Grover Cleveland

Veto Message

June 19, 1888

To the Senate:

I return without approval Senate bill No. 1957, entitled "An act granting a pension to Virtue Smith."

The beneficiary named in this bill is the widow of David M. Smith (incorrectly named David W. Smith in the bill), who served as a bugler in a Minnesota regiment from August 22, 1862, to September 28, 1862, in a campaign against the Sioux Indians.

He received a gunshot wound in the right elbow, for which in 1867 he was granted a pension of $6 a mouth, which was very soon thereafter increased to $8, and in August, 1875, said pension was further increased to $10 a month, which he received to the date of his death.

He died in the city of Washington on the 22d day of January, 1880.
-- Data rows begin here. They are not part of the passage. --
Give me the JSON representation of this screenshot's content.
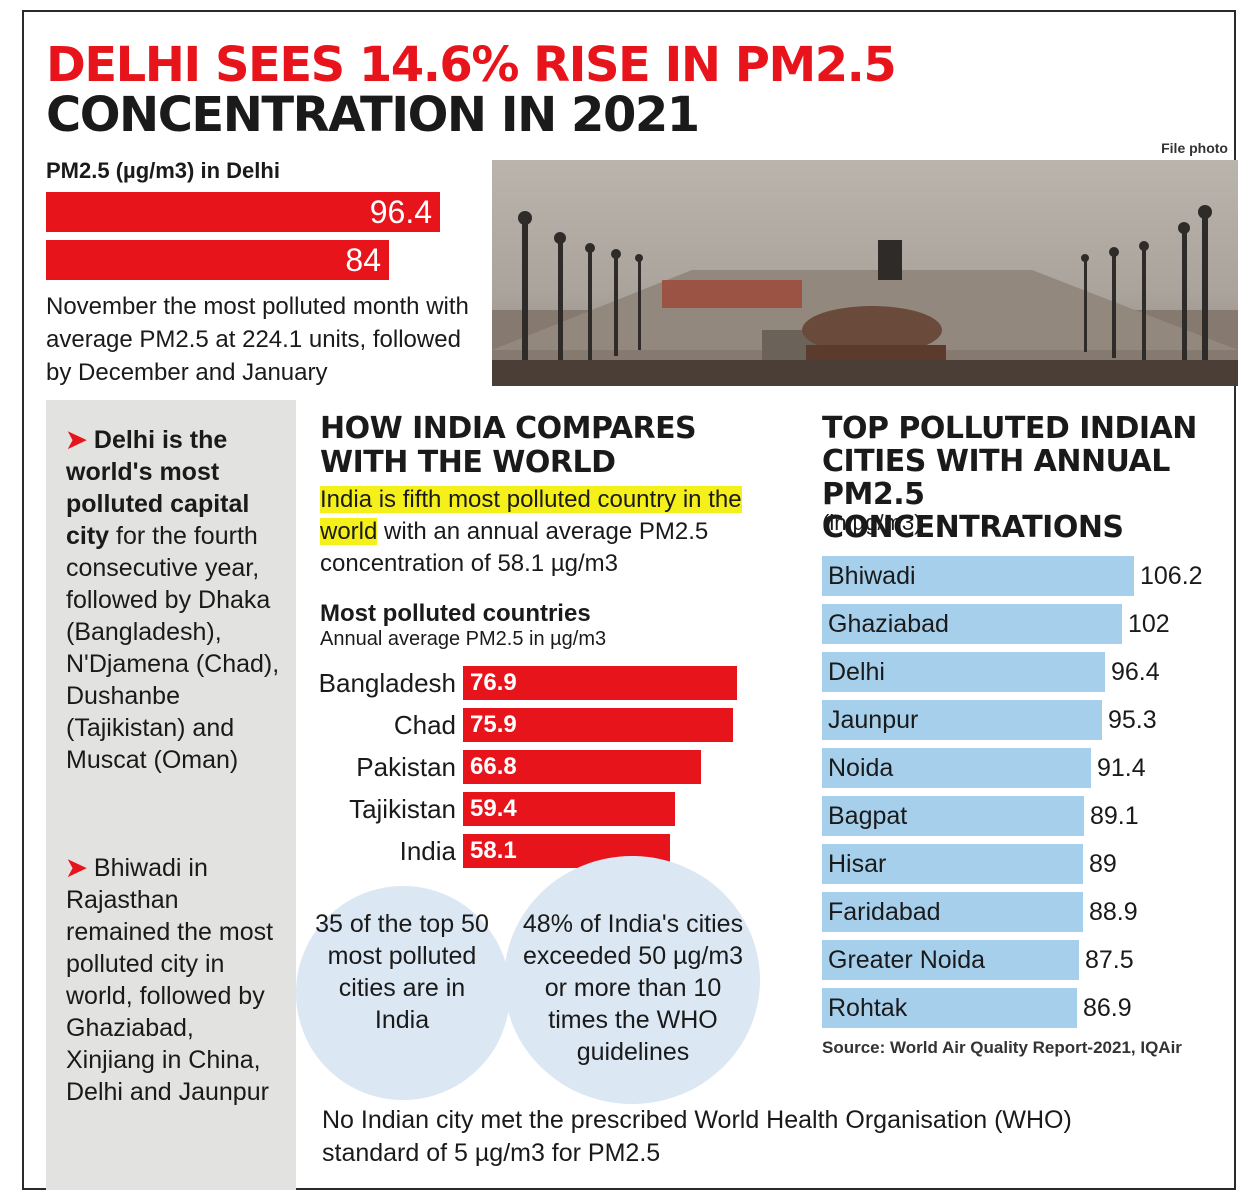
{
  "headline": {
    "line1": "DELHI SEES 14.6% RISE IN PM2.5",
    "line2": "CONCENTRATION IN 2021"
  },
  "photo_credit": "File photo",
  "delhi": {
    "label": "PM2.5 (µg/m3) in Delhi",
    "note": "November the most polluted month with average PM2.5 at 224.1 units, followed by December and January"
  },
  "sidebar": {
    "point1_bold": "Delhi is the world's most polluted capital city",
    "point1_rest": " for the fourth consecutive year, followed by Dhaka (Bangladesh), N'Djamena (Chad), Dushanbe (Tajikistan) and Muscat (Oman)",
    "point2": "Bhiwadi in Rajasthan remained the most polluted city in world, followed by Ghaziabad, Xinjiang in China, Delhi and Jaunpur",
    "bullet_glyph": "➤"
  },
  "compare": {
    "title": "HOW INDIA COMPARES WITH THE WORLD",
    "highlight": "India is fifth most polluted country in the world",
    "rest": " with an annual average PM2.5 concentration of 58.1 µg/m3",
    "countries_title": "Most polluted countries",
    "countries_sub": "Annual average PM2.5 in µg/m3"
  },
  "bubbles": {
    "left": "35 of the top 50 most polluted cities are in India",
    "right": "48% of India's cities exceeded 50 µg/m3 or more than 10 times the WHO guidelines"
  },
  "bottom_note": "No Indian city met the prescribed World Health Organisation (WHO) standard of 5 µg/m3 for PM2.5",
  "cities": {
    "title": "TOP POLLUTED INDIAN CITIES WITH ANNUAL PM2.5 CONCENTRATIONS",
    "subtitle": "(in µg/m3)",
    "source": "Source: World Air Quality Report-2021, IQAir"
  },
  "colors": {
    "red": "#e8141c",
    "light_blue": "#a6cfec",
    "bubble": "#dbe7f2",
    "highlight_yellow": "#f6f01a",
    "gray_panel": "#e2e2e0"
  },
  "chart_data": [
    {
      "type": "bar",
      "title": "PM2.5 (µg/m3) in Delhi",
      "categories": [
        "",
        ""
      ],
      "values": [
        96.4,
        84
      ]
    },
    {
      "type": "bar",
      "title": "Most polluted countries",
      "subtitle": "Annual average PM2.5 in µg/m3",
      "categories": [
        "Bangladesh",
        "Chad",
        "Pakistan",
        "Tajikistan",
        "India"
      ],
      "values": [
        76.9,
        75.9,
        66.8,
        59.4,
        58.1
      ]
    },
    {
      "type": "bar",
      "title": "TOP POLLUTED INDIAN CITIES WITH ANNUAL PM2.5 CONCENTRATIONS",
      "subtitle": "(in µg/m3)",
      "categories": [
        "Bhiwadi",
        "Ghaziabad",
        "Delhi",
        "Jaunpur",
        "Noida",
        "Bagpat",
        "Hisar",
        "Faridabad",
        "Greater Noida",
        "Rohtak"
      ],
      "values": [
        106.2,
        102,
        96.4,
        95.3,
        91.4,
        89.1,
        89,
        88.9,
        87.5,
        86.9
      ]
    }
  ]
}
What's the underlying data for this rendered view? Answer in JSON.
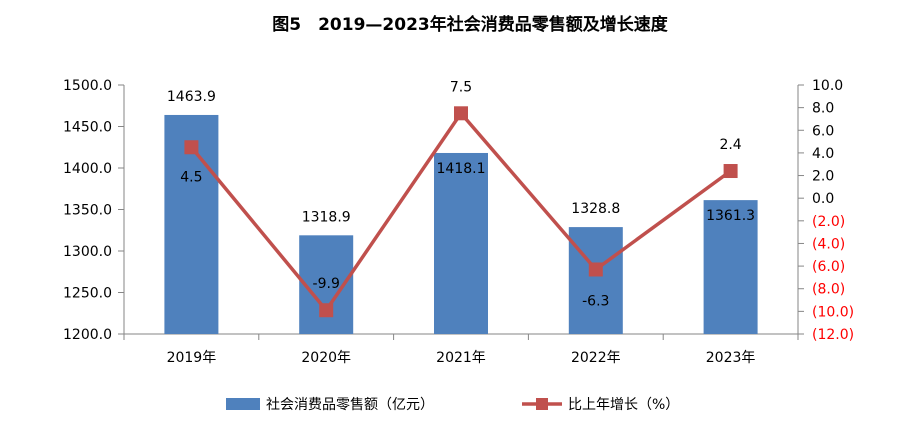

He obtained a position in the Second Auditor's Office of the Treasury Department in 1864, and worked steadily there until about six months before his death.

Medical examinations had from time to time up to 1877 seem to have found him in excellent physical condition except the wound in his right elbow, which caused stiffness, and an injury to his left forearm not received in the Army.

In 1879 he was examined by a physician of this city who stands among the best in the profession, and found in the last stages of consumption, and this physician declares he died from that cause. A female physician certified that the cause of death was "wounds in the Army." The pensioner was 64 years old at the time of his death.

I am perfectly satisfied from the medical testimony and from other facts connected with this case that the death of the husband of the beneficiary was in no manner related to his military service.